Hint: Write the function of interest as $$(1+\sin x)^\frac{1}{x}\,\frac{e^{\frac{1}{x}\log(1+\frac{\sin^2 x}{1+\sin x})}-1}{x}$$ and remember that $$\lim_{x\to0}\frac{\sin x}{x}=1\,,\qquad \lim_{x\to0}\frac{\log(1+x)}{x}=1\,,\qquad \lim_{x\to0}\frac{e^{x}-1}{x}=1\,.$$ You should find that the limit is $$e$$.

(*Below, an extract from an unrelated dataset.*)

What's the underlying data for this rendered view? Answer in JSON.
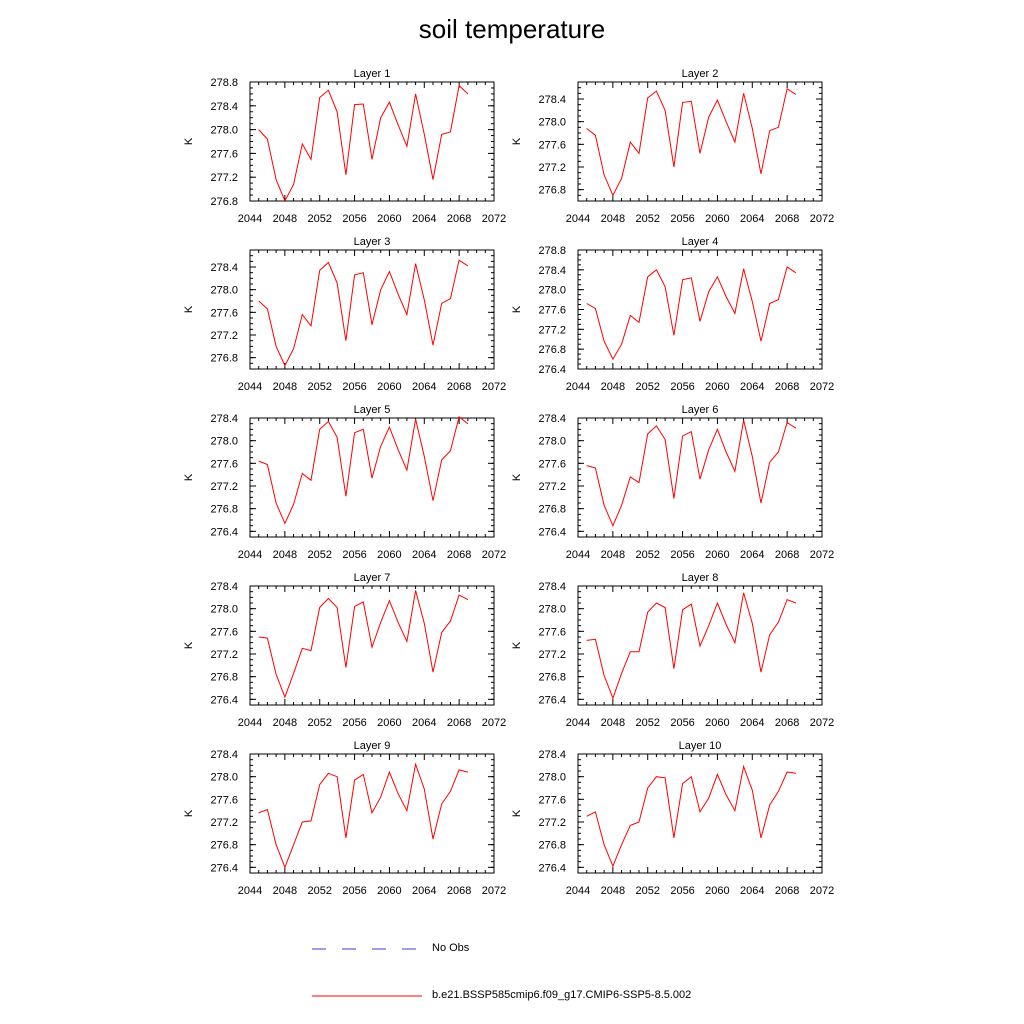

Your second last equality is not justified: You cannot take limit of enumerator and denominator separately as the limit of the denominator is (trivially) equal to 0. Try the appropriate version of l'Hospitals rules (which helps, because enumerator and denominator (as you have formally shown) converge to $$0$$.

You should note that the expression in numerator is of the form $$A-B$$ with both $$A, B$$ tending to $$e$$. We can write $$A-B=B\cdot\frac{\exp(\log A-\log B) - 1}{\log A-\log B} \cdot(\log A - \log B)$$ Since the middle factor tends to $$1$$ the desired limit is equal to the limit of $$e\cdot\frac{\log A-\log B} {x} =e\cdot\frac{\log(1+\sin x+\sin^2x)-\log(1+\sin x)} {\sin^2x}\cdot\frac{\sin^2x}{x^2}$$ The last factor tends to $$1$$ and putting $$t=\sin x$$ we see that desired limit equals the limit of $$e\cdot\frac{\log(1+t+t^2)-\log(1+t)}{t^2}=e\cdot\frac{\log(1+(t^2/(1+t)))}{t^2/(1+t)}\cdot\frac{1}{1+t}$$ and clearly the above tends to $$e\cdot 1\cdot 1=e$$.